Rep. Ro Khanna (D-CA), who serves as co-chair of Sen. Bernie Sanders‘s (I-VT) 2020 presidential campaign, broke with Sanders over his support for allowing the Boston Marathon bomber Dzhokhar Tsarnaev to vote from prison, telling CNN’s New Day on Wednesday that he “wouldn’t go that far” to restore voting rights for felons.
A partial transcript is as follows:
JOHN BERMAN: Do you believe in the right of the incarcerated to vote, Congressman? And what’s your response to the [Boston Marathon] survivor who is disappointed in Senator Sanders?
REP. RO KHANNA: Well, I saw Rosanne’s statement on your show and she’s very inspiring and my heart goes out to her. Let’s start with some basic facts and then I think my state, California, shows the way forward. Senator Sanders is talking about this because mass incarceration is an issue of racial disparity. One out of every three black men are in jail or find themselves convicted of a felony.

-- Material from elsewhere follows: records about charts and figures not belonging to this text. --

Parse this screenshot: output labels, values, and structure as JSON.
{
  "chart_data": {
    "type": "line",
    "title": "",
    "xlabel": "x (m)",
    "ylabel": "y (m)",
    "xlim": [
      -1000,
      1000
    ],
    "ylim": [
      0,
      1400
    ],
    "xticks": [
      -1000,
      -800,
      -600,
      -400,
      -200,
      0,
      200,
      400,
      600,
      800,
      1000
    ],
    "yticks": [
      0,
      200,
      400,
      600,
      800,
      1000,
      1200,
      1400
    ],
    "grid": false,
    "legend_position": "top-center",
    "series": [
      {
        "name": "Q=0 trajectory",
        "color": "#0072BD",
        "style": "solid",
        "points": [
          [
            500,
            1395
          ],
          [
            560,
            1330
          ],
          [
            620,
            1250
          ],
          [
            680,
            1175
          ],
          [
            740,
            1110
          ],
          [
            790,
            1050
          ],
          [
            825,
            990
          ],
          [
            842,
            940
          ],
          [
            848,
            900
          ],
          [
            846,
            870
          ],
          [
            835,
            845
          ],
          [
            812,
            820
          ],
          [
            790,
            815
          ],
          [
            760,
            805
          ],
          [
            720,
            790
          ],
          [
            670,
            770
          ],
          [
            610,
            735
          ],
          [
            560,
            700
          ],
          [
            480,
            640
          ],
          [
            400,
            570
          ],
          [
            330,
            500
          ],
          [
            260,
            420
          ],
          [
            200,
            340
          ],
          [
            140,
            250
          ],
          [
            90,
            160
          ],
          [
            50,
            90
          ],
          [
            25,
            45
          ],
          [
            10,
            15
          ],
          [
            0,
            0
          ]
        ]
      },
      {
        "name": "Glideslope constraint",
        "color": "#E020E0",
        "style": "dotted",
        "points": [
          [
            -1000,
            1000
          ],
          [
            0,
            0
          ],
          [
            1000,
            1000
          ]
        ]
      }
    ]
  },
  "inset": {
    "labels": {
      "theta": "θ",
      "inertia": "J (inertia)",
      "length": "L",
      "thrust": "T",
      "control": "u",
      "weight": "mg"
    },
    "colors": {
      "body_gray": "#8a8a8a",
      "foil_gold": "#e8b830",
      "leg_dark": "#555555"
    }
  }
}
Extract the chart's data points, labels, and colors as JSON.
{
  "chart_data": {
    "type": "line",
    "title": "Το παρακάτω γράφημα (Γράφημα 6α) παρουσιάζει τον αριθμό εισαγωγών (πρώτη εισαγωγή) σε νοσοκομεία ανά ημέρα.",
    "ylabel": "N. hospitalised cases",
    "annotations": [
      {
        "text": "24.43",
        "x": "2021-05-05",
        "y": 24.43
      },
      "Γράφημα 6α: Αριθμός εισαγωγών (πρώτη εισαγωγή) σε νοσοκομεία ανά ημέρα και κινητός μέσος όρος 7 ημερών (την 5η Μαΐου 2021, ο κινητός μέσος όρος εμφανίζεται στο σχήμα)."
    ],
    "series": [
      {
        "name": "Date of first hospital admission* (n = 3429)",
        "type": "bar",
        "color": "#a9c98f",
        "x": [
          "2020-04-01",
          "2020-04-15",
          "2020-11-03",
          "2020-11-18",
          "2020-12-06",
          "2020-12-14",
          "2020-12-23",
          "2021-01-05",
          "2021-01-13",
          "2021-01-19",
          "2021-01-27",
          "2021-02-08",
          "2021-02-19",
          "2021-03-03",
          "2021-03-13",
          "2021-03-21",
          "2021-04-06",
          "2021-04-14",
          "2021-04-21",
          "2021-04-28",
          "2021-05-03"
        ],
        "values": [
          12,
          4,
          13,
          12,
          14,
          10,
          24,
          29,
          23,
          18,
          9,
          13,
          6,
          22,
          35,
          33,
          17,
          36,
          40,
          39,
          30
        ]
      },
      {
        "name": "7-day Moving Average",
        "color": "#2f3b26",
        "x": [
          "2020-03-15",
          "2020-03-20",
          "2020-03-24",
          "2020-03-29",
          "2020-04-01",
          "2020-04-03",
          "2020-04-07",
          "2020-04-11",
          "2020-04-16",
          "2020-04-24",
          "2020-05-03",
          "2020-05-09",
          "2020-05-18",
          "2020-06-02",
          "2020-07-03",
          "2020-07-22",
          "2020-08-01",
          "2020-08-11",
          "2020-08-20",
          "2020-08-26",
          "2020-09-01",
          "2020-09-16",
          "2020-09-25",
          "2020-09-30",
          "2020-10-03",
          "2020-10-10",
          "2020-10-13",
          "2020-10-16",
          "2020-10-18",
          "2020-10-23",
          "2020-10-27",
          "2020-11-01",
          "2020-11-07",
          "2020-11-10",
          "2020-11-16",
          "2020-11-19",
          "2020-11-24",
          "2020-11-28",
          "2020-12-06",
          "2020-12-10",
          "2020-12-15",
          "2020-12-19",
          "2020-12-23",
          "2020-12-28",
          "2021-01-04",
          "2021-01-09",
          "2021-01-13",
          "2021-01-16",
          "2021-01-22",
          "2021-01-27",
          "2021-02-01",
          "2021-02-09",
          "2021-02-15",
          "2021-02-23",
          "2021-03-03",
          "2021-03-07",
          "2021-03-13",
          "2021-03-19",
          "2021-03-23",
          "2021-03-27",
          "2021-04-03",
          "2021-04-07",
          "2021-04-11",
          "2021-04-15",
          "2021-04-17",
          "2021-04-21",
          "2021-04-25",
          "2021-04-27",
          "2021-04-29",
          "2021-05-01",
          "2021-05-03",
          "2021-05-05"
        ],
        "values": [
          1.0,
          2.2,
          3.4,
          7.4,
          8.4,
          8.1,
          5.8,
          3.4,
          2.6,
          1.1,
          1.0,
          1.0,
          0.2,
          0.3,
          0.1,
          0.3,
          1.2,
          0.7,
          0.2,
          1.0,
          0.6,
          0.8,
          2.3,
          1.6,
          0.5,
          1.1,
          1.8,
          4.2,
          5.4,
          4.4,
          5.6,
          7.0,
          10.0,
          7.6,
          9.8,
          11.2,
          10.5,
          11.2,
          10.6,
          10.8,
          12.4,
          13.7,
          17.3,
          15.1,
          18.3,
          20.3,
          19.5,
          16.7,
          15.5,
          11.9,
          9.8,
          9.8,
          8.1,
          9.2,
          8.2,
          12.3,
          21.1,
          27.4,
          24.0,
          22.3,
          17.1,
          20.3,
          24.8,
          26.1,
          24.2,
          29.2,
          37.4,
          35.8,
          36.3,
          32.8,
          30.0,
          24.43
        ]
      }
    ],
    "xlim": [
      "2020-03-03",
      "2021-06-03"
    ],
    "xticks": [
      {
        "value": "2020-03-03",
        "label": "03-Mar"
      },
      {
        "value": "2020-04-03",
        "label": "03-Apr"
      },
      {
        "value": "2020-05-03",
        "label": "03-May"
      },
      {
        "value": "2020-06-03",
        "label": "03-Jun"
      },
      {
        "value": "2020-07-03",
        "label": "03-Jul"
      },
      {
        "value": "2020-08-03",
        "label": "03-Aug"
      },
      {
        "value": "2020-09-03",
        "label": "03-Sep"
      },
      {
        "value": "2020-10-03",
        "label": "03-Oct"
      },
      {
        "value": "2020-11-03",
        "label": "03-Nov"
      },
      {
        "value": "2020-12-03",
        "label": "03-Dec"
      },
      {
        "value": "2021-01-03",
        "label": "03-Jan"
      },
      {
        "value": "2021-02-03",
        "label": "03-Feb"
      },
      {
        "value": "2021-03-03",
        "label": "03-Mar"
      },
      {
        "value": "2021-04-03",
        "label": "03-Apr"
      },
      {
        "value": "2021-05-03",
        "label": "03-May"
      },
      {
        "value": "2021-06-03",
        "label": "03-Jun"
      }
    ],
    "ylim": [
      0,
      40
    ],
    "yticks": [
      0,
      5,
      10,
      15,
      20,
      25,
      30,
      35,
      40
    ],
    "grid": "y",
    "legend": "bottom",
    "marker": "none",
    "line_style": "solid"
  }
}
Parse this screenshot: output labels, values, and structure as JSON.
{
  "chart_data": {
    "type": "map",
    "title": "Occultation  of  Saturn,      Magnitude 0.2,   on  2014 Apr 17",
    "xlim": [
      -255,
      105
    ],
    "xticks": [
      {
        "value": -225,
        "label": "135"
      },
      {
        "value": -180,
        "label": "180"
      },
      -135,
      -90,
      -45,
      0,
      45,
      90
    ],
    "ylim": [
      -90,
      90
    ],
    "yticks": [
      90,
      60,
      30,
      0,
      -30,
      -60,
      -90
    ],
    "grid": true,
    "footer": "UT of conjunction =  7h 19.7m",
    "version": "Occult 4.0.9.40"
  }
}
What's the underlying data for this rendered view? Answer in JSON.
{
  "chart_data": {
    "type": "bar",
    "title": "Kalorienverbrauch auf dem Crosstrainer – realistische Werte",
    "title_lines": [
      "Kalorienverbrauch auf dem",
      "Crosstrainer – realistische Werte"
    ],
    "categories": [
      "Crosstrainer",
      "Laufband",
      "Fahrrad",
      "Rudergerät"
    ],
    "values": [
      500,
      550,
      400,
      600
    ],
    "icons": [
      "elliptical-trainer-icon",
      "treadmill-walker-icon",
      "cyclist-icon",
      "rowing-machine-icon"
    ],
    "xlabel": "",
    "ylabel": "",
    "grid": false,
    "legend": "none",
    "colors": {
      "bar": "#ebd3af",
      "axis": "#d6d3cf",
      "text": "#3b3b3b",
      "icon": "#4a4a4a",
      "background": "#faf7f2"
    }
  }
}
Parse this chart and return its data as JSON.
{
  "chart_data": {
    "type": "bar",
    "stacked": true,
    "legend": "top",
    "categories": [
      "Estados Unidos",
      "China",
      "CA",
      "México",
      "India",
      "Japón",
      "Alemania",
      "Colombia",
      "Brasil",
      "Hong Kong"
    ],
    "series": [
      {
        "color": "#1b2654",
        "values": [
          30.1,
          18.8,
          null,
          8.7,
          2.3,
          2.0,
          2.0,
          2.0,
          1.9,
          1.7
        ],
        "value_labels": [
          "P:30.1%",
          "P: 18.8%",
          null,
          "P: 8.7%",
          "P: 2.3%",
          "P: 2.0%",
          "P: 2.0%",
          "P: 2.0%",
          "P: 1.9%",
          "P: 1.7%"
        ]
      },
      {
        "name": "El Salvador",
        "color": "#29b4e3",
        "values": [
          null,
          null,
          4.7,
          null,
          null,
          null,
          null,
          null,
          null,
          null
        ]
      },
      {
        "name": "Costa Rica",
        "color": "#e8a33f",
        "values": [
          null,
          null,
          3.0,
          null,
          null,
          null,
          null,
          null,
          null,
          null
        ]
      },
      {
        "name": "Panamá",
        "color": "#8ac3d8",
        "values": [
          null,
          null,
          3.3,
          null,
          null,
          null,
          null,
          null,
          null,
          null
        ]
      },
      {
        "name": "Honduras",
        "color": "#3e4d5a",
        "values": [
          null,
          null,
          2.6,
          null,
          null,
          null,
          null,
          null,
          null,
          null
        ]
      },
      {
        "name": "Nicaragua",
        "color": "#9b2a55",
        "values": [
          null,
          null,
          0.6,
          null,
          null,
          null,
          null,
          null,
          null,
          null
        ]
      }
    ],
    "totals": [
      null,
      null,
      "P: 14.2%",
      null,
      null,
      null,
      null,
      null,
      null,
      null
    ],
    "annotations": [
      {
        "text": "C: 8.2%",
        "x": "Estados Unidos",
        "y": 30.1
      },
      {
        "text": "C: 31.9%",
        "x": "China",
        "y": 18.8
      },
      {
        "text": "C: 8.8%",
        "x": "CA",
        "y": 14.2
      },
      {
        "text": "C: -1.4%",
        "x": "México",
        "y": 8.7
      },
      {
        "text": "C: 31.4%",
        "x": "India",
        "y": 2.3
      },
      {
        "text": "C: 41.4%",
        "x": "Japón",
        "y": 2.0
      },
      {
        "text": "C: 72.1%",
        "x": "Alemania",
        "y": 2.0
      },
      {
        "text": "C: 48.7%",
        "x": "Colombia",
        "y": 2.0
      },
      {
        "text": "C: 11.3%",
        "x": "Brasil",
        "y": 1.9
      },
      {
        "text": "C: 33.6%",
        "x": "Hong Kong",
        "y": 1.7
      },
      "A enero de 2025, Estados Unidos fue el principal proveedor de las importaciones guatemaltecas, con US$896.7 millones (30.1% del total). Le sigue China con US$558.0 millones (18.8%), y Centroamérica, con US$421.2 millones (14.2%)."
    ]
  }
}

We have a country which has gone from incarcerating 500,000 people to 2.2 million people, and this is disenfranchising for many people of color. I think California has a compromise where felony convictions, those who are nonviolent in county jails have the right to vote, but those who have committed violent felonies, like the Boston Marathon, don’t have the right to vote. And that seems like a reasonable way forward where you’re re-franchising people, but not giving someone like the Bostom Marathon bomber.
BERMAN: To be clear, that’s a different position than Senator Bernie Sanders. You acknowledge that, correct?
REP. KHANNA: It is a different position than the one he articulated. I think it’s a comprise position going forward and one that has worked in my home state of California.
BERMAN: Okay, but you do that he’s wrong about Dzhokhar Tsarnaev should have the right to vote?
REP. KHANNA: I think that I wouldn’t go that far. I mean, obviously, he should have the right to be treated for cancer if he has cancer, and he should have certain human rights, but I wouldn’t go that far in terms of giving him the right to vote.